True, there’s a cohesiveness to it all, mainly in that the Gulf Coast is more laid-back and less preoccupied with appearances than Florida’s Atlantic Coast. It clings to the vestiges of Old Florida a bit tighter. Yet this cohesiveness begins to crack and the distinct personalities of each Gulf Coast sub-region emerge depending on where you veer off Interstate 75.
Much of this can be credited to Florida’s ages-old knack for self-promotion — after all, tourism is the Sunshine State’s top industry. Each individual “coast” boasts its own allure, its own socio-cultural identity.
Looking for something a touch more urbane — art galleries, opera and the like? Get thee to the Cultural Coast (Sarasota County). Are sprawling white sand beaches, no matter how mobbed, your top priority? The Sun Coast (the Tampa Bay Area) beckons. In search of an upscale boomer Xanadu? The Paradise Coast (Naples/Marco Island) awaits. Don’t mind smaller crowds and bigger mosquito bites? The Nature Coast (Citrus, Levy, Pasco, Hernando, Dixie and Wakulla counties) is your best bet.

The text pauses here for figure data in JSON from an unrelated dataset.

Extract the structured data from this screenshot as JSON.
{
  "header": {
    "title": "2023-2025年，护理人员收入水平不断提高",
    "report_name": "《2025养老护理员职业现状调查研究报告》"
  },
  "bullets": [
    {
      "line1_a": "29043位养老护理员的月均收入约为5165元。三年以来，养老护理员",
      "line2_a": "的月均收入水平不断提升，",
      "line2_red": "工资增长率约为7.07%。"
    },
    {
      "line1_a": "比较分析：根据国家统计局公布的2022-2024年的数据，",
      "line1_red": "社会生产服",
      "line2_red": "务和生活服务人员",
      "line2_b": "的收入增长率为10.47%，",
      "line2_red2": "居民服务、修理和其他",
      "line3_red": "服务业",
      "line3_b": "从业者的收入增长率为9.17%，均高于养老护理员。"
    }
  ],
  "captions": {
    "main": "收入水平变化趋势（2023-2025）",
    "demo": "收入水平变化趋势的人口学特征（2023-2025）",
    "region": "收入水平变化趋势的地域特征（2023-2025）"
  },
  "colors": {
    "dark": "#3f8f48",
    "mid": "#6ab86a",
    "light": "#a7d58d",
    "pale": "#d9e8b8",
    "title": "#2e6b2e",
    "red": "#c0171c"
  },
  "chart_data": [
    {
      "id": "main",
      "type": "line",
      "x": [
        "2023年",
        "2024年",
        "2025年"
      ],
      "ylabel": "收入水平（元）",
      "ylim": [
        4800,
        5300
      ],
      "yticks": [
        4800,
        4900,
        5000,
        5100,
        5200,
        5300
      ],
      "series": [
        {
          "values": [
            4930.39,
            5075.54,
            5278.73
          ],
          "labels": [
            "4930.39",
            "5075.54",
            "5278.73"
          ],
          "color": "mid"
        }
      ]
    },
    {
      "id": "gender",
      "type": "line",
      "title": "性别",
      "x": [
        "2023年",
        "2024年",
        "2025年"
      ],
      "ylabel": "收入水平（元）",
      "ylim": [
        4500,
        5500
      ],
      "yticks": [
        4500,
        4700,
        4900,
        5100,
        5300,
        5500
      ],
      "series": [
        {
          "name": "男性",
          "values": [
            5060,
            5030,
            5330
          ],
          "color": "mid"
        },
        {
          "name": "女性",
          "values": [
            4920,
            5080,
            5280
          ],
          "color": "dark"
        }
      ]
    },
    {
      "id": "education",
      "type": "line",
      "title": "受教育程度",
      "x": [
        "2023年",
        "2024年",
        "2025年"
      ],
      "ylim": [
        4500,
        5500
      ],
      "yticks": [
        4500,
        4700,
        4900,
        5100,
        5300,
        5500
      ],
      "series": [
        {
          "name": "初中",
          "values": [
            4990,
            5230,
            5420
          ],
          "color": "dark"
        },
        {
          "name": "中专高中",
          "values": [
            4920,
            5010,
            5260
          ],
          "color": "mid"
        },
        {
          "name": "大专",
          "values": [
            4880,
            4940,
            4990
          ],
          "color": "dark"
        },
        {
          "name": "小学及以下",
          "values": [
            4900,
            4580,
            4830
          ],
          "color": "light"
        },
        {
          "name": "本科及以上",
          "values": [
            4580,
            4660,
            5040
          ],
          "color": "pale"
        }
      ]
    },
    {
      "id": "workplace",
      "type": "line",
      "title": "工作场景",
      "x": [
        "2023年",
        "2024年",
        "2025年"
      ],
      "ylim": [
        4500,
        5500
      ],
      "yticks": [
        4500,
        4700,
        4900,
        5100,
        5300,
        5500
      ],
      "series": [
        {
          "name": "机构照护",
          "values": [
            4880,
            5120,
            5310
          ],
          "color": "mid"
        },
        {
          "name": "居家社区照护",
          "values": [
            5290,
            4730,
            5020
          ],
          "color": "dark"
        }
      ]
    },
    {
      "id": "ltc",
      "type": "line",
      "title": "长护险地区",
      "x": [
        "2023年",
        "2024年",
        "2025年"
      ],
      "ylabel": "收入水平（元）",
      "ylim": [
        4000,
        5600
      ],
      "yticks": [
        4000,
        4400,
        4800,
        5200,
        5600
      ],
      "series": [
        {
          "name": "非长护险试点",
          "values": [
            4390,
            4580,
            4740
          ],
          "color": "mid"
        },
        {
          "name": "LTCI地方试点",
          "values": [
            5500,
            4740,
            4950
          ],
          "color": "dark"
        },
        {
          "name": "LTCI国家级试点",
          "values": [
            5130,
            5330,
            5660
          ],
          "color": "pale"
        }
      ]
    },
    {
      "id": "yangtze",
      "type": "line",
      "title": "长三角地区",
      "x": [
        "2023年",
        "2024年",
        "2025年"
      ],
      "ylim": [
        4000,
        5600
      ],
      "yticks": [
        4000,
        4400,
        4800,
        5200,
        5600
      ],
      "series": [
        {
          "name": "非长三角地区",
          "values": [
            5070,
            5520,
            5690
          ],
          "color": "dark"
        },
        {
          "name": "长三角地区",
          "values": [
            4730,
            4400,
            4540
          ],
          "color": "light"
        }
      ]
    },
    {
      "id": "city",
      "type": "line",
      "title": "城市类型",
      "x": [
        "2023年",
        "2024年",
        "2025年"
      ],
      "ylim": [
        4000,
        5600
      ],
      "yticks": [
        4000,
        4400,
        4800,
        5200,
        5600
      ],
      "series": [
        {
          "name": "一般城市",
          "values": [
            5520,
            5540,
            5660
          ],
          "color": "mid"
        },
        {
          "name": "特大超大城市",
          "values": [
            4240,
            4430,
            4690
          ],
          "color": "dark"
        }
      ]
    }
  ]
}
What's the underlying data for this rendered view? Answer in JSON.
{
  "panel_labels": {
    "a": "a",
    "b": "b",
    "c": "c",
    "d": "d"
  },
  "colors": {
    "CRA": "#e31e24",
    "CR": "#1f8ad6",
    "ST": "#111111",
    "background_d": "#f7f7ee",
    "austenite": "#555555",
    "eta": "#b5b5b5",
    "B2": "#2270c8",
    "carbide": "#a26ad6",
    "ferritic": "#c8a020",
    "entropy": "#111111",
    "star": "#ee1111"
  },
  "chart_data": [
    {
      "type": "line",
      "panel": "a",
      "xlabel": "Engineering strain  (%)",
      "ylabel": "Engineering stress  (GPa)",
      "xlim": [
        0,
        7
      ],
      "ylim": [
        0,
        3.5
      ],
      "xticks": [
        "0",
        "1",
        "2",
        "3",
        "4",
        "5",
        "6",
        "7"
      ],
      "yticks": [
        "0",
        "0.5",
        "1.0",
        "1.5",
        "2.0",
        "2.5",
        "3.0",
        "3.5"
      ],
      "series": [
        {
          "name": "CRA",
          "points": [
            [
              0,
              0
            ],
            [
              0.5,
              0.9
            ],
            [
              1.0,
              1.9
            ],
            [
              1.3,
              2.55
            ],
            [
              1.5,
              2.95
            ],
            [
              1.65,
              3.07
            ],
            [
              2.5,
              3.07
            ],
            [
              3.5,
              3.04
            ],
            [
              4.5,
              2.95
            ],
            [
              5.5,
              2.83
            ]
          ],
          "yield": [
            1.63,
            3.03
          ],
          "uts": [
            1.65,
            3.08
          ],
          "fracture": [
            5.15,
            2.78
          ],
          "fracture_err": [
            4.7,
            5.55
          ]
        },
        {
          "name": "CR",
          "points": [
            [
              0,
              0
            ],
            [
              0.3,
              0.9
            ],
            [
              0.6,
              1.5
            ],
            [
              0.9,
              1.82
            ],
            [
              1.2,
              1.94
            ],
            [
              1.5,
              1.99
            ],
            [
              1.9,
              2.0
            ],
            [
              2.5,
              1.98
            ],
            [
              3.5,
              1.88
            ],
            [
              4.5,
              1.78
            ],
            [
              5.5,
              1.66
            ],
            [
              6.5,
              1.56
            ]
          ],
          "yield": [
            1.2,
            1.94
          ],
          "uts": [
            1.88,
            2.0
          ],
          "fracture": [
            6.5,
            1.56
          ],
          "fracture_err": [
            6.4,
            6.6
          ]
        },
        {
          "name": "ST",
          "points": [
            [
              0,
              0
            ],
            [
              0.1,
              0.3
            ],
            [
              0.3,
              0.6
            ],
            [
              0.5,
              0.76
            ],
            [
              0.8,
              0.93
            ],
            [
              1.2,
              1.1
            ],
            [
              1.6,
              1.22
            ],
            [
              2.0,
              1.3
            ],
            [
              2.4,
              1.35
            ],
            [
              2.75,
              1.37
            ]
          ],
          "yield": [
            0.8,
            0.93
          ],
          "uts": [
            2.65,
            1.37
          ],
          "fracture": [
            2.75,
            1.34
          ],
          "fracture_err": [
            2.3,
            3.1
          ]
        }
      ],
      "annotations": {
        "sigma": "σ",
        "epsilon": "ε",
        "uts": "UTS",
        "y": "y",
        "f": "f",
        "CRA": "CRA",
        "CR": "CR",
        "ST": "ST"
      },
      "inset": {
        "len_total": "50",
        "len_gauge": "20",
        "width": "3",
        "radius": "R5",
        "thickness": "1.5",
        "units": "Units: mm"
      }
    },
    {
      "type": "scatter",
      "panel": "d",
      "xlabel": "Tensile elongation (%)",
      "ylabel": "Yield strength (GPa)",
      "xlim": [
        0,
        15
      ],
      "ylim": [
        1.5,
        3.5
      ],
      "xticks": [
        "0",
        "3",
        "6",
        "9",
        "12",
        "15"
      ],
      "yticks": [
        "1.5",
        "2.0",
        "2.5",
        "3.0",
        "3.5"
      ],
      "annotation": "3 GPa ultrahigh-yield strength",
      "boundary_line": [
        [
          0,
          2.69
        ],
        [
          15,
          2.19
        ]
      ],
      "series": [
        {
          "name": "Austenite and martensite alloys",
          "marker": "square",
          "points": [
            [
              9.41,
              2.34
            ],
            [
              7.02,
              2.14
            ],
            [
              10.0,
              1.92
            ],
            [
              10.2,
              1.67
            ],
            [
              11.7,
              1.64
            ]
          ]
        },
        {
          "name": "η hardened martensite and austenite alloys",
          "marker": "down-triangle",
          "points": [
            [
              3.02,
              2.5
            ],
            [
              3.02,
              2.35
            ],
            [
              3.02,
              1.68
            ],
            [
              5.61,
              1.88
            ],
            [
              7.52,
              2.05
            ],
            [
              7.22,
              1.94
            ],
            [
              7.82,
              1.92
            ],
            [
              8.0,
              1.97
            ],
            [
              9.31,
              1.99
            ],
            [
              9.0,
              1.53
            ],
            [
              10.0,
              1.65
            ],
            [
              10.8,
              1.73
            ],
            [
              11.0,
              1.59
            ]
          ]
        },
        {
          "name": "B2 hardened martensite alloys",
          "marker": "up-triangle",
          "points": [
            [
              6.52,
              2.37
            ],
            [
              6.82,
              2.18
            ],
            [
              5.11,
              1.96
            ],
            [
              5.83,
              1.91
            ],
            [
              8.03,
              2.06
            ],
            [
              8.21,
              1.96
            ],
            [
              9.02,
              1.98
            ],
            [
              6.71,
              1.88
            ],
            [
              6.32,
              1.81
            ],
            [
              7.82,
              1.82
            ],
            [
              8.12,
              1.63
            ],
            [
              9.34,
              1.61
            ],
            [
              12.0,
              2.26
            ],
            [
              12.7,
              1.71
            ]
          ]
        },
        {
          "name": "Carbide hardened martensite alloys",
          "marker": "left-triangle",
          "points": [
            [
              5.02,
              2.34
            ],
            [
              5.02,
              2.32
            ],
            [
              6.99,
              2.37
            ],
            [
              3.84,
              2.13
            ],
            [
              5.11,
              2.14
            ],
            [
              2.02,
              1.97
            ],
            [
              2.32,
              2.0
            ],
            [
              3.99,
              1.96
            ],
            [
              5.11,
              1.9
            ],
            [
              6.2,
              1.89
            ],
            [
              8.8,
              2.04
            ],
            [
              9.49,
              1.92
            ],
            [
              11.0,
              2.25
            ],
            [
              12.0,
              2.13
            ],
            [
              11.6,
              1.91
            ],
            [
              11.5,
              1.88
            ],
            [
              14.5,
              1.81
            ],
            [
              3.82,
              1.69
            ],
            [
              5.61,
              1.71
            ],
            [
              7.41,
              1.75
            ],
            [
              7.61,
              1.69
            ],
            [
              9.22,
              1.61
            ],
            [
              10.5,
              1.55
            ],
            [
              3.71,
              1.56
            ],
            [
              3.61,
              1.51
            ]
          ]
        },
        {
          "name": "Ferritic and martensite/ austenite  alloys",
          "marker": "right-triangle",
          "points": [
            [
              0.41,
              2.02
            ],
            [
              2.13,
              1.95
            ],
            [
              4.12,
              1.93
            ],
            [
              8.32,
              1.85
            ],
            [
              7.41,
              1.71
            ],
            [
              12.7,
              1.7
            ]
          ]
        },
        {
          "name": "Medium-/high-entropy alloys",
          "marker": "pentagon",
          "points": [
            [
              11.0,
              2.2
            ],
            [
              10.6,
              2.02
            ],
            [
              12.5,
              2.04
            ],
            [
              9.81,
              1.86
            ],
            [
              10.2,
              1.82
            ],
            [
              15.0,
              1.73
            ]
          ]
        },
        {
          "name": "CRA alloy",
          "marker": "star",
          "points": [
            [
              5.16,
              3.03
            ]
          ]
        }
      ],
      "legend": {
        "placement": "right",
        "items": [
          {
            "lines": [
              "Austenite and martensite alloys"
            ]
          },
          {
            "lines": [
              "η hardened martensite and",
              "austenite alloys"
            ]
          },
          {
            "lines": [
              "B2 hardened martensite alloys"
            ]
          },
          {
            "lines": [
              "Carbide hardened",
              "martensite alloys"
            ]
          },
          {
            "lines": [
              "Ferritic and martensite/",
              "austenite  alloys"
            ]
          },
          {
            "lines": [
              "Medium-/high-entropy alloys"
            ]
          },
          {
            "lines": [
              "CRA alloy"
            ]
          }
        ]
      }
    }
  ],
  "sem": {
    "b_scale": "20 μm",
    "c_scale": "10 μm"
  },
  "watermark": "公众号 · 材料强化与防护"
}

Located roughly equidistance between Fort Myers and Sarasota, Charlotte County, which includes the small city of Punta Gorda along with the communities of Englewood and Port Charlotte, is trickier to pin down.
Charlotte County is an often overlooked misfit, really, borrowing bits from the above vernacular coastal regions to form its own identity. Compared to Charlotte County’s neighbors to the north and south, it’s an unassuming destination where the biggest draws are its relative lack of big draws. Friendly and low-key, it doesn’t need to showboat and tout its natural beauty.
If anything, you could say that Charlotte County plays the role of “Sustainable Coast” — not the sexiest moniker, but it works.
With Punta Gorda serving as a base camp of sorts, visitors come for the intimate, unspoiled beaches of Manasota Key; a handful of scenic state parks; nearly a dozen birder-friendly conservation preserves and environmental parks; and miles of aquatic wilderness best explored by paddleboard or kayak along Charlotte County’s Blueway Trails. Eva and Chris Worden’s eponymous 85-acre organic farm and CSA program along with TEAM Punta Gorda, a volunteer-run organization focused on building out Punta Gorda’s bicycling infrastructure and promoting community gardening efforts, are just two local enterprises helping to veer residents of Charlotte County down a more sustainable path.
Yet Charlotte County’s newest eco-asset offers a drastic departure from the norm.
It revolves around the built environment, specifically a mixed-use development complete with ultra-efficient homes and a utility-scale in-house solar power plant. Named Babcock Ranch, this 18,000-acre utopia-in-the-making was borne from the largest conservation land acquisition in Florida history and is poised to put sleepy Charlotte County on the map in a big way.